Weihnachten, Silvester – alles rum

Und dann geht es immer so schnell.

Kaum hat man sich auf die Adventszeit eingestellt und erwartet sehnsüchtig die Weihnachtstage, da ist es auch schon Neujahr. Und der ganze Zauber ist mit einem Mal verflogen.

Heute ist es nur noch der Heiligabend (vormittags wird ja noch eingekauft, was Geldbeutel und Konto hergeben) und der erste Weihnachtstag. Am 26. Dezember stellt sich ja schon so ein diffuses Gefühl ein, dass man mit diesem Tag schon nichts richtig anzufangen weiß.

Dann kommen schon diese Tage bis Silvester/Neujahr – da heißt es dann: Vorräte auffüllen. Früher als Silvester noch Saufen bedeutete, hatte das Ganze wenigstens einen Pseudo-Sinn.

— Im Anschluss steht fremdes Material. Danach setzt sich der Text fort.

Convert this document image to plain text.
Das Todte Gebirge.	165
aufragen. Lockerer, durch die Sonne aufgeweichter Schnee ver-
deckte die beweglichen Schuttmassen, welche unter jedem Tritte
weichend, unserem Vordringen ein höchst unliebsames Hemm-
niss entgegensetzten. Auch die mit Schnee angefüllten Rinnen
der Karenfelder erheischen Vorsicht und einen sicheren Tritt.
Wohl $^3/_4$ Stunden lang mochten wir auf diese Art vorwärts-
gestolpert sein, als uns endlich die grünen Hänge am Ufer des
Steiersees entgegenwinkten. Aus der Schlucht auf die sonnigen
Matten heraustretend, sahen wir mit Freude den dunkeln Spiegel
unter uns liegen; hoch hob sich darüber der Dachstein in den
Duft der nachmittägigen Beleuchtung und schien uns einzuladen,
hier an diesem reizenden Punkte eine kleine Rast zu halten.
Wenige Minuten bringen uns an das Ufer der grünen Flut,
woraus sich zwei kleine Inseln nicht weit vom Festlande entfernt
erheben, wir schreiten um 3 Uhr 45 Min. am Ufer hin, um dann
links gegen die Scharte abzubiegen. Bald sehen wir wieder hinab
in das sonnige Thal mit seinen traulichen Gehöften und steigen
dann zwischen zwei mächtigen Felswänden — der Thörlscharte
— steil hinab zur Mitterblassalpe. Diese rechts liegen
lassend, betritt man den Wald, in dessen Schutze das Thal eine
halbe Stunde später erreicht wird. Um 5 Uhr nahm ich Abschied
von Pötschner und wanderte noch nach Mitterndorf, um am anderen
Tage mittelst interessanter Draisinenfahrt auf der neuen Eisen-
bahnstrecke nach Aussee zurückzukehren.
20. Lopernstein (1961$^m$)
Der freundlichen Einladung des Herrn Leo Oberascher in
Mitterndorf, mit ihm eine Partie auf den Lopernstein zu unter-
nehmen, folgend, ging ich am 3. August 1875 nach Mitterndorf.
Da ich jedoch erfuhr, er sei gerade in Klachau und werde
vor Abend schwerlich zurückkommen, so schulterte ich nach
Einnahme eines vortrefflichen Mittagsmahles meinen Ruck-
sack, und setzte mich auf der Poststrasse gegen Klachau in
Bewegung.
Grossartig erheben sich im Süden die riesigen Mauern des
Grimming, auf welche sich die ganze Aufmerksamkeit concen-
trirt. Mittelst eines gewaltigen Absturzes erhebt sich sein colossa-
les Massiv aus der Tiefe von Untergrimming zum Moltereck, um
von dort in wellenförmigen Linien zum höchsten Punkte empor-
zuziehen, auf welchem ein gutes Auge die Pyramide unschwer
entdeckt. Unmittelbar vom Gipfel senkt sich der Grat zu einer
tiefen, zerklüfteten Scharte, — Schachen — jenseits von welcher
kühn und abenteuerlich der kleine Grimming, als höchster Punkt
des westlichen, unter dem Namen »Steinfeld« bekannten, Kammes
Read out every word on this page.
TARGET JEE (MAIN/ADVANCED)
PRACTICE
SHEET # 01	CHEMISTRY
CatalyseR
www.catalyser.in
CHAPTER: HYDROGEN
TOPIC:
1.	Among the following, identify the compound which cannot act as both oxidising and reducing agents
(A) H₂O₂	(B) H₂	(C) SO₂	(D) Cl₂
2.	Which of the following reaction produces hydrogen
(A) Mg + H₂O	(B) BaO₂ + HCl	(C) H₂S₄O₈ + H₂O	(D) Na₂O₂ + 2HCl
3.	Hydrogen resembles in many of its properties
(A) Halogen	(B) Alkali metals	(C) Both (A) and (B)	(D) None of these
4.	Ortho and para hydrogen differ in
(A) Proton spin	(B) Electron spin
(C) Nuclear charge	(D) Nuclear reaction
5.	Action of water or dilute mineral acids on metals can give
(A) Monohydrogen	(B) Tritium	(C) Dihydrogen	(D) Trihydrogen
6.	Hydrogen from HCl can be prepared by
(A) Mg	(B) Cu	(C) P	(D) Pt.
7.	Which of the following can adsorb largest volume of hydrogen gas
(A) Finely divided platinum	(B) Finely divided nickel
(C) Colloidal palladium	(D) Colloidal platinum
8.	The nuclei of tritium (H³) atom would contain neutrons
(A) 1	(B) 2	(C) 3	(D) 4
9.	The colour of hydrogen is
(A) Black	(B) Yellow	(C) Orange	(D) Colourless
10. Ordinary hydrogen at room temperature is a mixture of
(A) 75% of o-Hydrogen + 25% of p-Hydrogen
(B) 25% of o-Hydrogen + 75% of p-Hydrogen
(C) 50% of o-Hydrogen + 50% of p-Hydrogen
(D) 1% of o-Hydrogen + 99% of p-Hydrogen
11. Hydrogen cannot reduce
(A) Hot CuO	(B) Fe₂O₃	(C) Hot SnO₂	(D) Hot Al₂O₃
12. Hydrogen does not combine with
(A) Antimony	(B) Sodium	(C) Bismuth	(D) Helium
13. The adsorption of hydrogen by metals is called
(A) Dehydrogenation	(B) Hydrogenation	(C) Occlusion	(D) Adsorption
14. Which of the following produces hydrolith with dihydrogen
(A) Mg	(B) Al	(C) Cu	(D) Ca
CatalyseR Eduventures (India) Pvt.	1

Heute, wo ich mich an meinem Glas Anstandssekt festhalte, warte ich diesen Sinnlos-Feiertag einfach ab.

Früher waren das wirklich mal heilige Tage für mich, Tage mit diesem gewissen Zauber. Heute warte ich, dass alles irgendwie schnell vorbeigeht und strafe mich selbst für diese Geisteshaltung.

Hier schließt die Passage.